The .syn format

Files of type .syn comprise the syntactically annotated data and can be found in @nnotate software that uses the NeGra annotation format. Below a description of the format can be found. For more dedtailed information about @nnotate and the NeGra format we refer to the @nnotate-website. The .syn format also has an XML variant that can be found in /data/annot/xml/tig of the annotation DVD and which is described in the format description of .tig.

%% sample fn123456
%%
#FORMAT 3
...
%% word	tag	morph	edge	parent	secedge	comment
#BOS 8 ...
welke	VNW11	U521b	DET	500
films	N2	T107	HD	500
hebben	WW2	T302	HD	501
zij	VNW1	U501u	SU	501
?	LET	T007	--	0
#500	NP	--	WHD	502	OBJ1	501
#501	SV1	--	BODY	502
#502	WHQ	--	--	0
#EOS
...
%% 432 sentences (2530 tokens, 926 phrases)

Each .syn file contains a three-line header. Lines with comments are introduced by two percent signs ('%%'). The first line indicates the sample number ('%% sample fn123456') and is followed by an empty comment line. In the third line the NeGra format version is indicated ('#FORMAT 3'). Then the first sentence follows. Each sentence is preceded by a comment line which repeats the field names ('%% word tag morph...'), followed by a BEGIN_OF_SENTENCE ('#BOS 8...'). The first digit immediately following #BOS is the rank number of the sentence. Each sentence is concluded by means of END_OF_SENTENCE ('#EOS').

In the first field (the 'word' field) in the case of a terminal node the word form can be found, while in case a non-terminal node is concerned this field contains a node number. In the second field (the 'tag' field) in the case of terminal node the POS tag (part-of-speech) can be found, while in case a non-terminal node is concerned it contains the node label (syntactic category). With regard to the POS tags it should be observed that these are not the (official) POS tags that have beeb assigned in the POS tagging; rather the tags that are used here is a derived set. The number of official POS tags is so large that the parser would need far too much data for training. Therefore a simpler set has been used here. The official POS tag can be found in the third field that is not used by the parser (the 'morph' field). In the fourth field (the 'edge' field) the edge label can be found, ie the name of the syntactic function in the constituent immediately dominating the current node. The number of the mother node can be found in the fifth field (the 'parent' field). This number refers to the first field (but then on another line), where the mother node is described. Some constituents, eg relative NPs, have a double syntactic function, one in the constituent in which they presently occur, and one from which they have been displaced. The name of the syntactic function of such a constituent in its original position is indicated in the sixth field (the 'secedge' field), while in the seventh field (the 'comment' field) the function of the constituent in its current position is given.

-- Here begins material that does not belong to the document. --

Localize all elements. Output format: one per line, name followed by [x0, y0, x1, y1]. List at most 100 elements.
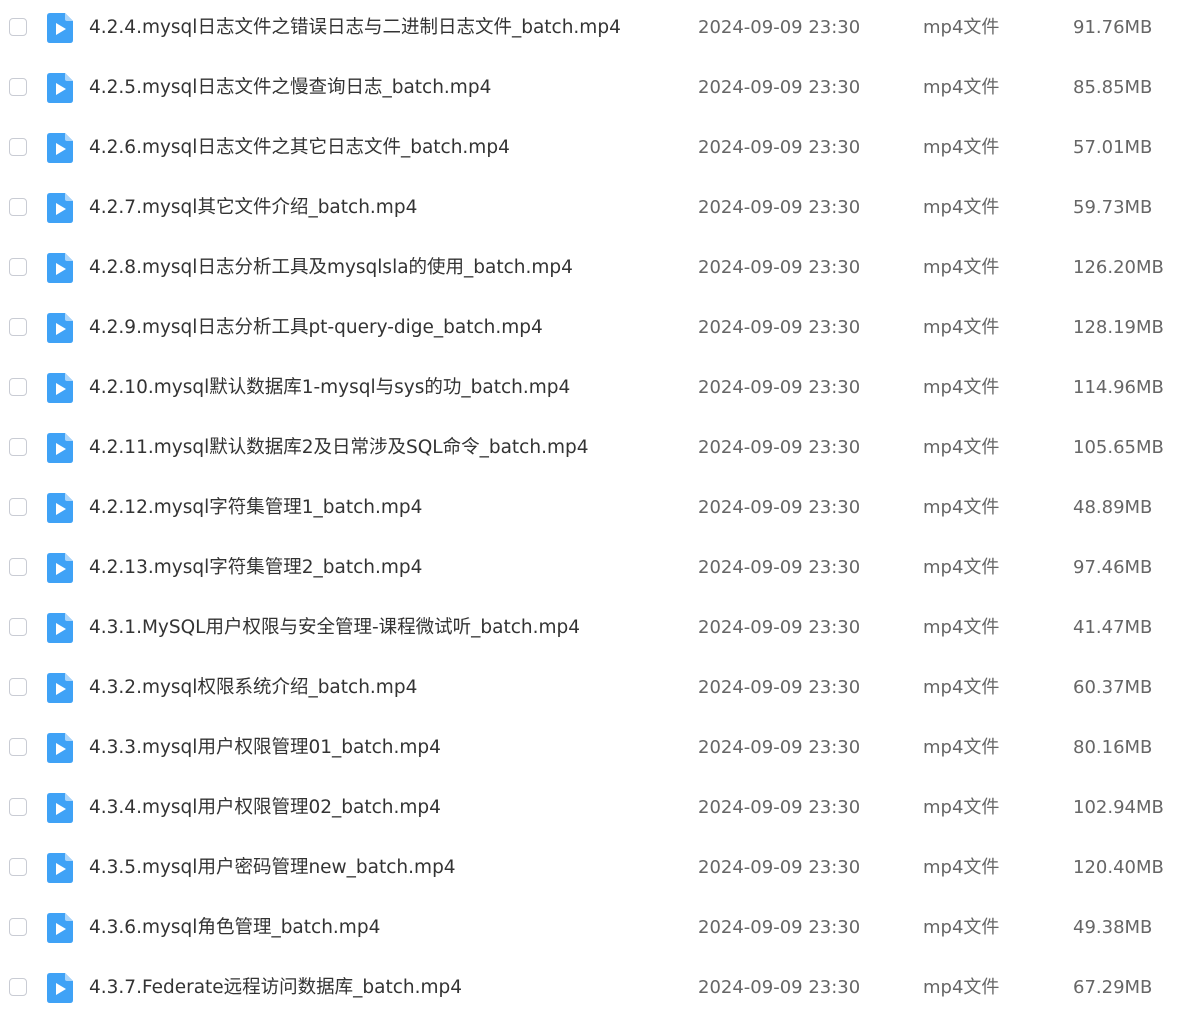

In the example above the first line describes the left-most terminal node of the interrogative sentence 'welke films hebben zij?'. In the first field the word form 'welke' occurs, in the second the (simplified) POS tag of 'welke': 'VNW11', in the thirdt the official POS tag (currently not used): 'U521b', in the fourth the syntactic function of 'welke' within the NP 'welke films': 'DET' and in the fifth the number of the NP 'welke films': '500'. Node 500 in turn is described in the sixth line. The first field records the number: '500', the second the syntactic category: 'NP', the third field is empty (since it concerns a non-terminal node), the fourth mentions the syntactic function of the NP in node 502 (i.e. the entire sentence): 'WHD' (i.e. complementiser/head of an interrogative sentence), the fifth denotes the number of the node in which the NP serves this function: '502', the sixth contains the syntactic function that the NP has in node 501 (i.e. the subclause from which it was displaced) and in the seventh the number of the node can be found in which the NP occurs in this function: '501'.

The last line of the .syn file comprises statistical information about the sample ('%% 432 sentences...'), i.e. a count of the number of sentencesw, the number of token/words, and the number of phrases in the sample.

In the text file /data/annot/text/syn/negraheader.txt of the annotation DVD the full set of labels can be found including the full set of POS tags.